Pachira – The tree of money: Care and tips on growing a money tree houseplant
The … Money Tree, according to Feng Shui, identified with the good fortune and financial prosperity that it is allegedly causing and this is one of the reasons that have made Pachira one of the most popular indoor plants for home – business. even in our country.
Pachira Aquatica is a commonly found houseplant called a money tree. The plant is also known as Malabar chestnut or Saba nut. Money tree plants often have their slender trunks braided together and are a low maintenance option for artificially lit areas. Money tree plant care is easy and based upon just a few specific conditions. Let’s learn more about how to care for money tree houseplants.
Originating from Central America, tropical Pachira in its natural environment grows like a tree that can exceed 20 meters in height. Plants grown in full-grown planting containers reach 80-150 cm high and 50-100 cm wide and are characterized by thick trunks that are usually knitted together for aesthetic-decorative purposes.
Its glossy dark green foliage is divided into a “palm” arrangement in 5-leaf clusters – “fingers”.
It belongs to generally easy plants and requires no special care beyond the elemental for all indoor plants.
It needs light but not exposed to direct sunlight, especially in the summer months, it does not need water as much as moisture, and is particularly favored by moderate to sparse watering and leaf spraying once a week.
Its root system, like most indoor species, is susceptible to over-watering and therefore its pot should have very good drainage and no water left on the saucer, while in winter in an environment with normal temperature-conditions almost require no watering.
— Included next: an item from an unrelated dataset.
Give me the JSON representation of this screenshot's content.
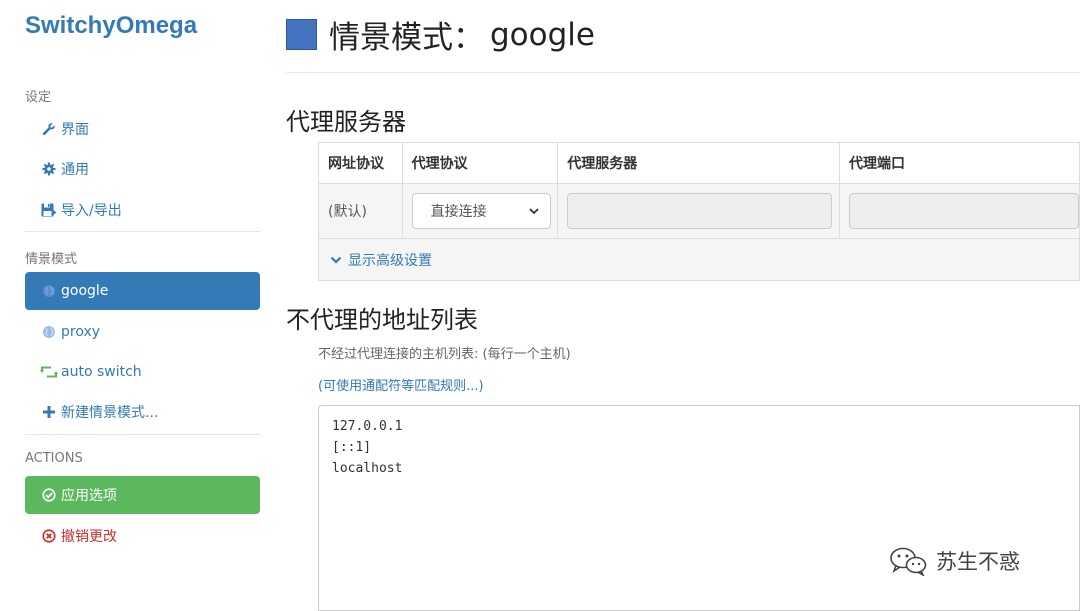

The knitting of the leaves except for aesthetic reasons is “dictated” and this by Feng Shui, the foliage will bring the money and the tied trunks will … keep it in your home.
The trunks of Pachiras can certainly grow and “freely” without intertwining with each other.
A moist fertilizer for indoor plants every 15-20 days, from the beginning of Spring to the end of summer, will help the health and growth of the plant that is generally resistant and not easily susceptible to disease. Its propagation is done by cuttings. Cut out a sprig of what is often truncated from the trunks and plant on a fluffy till to root, a process that is slower than other plants and can take up to 6-8 weeks.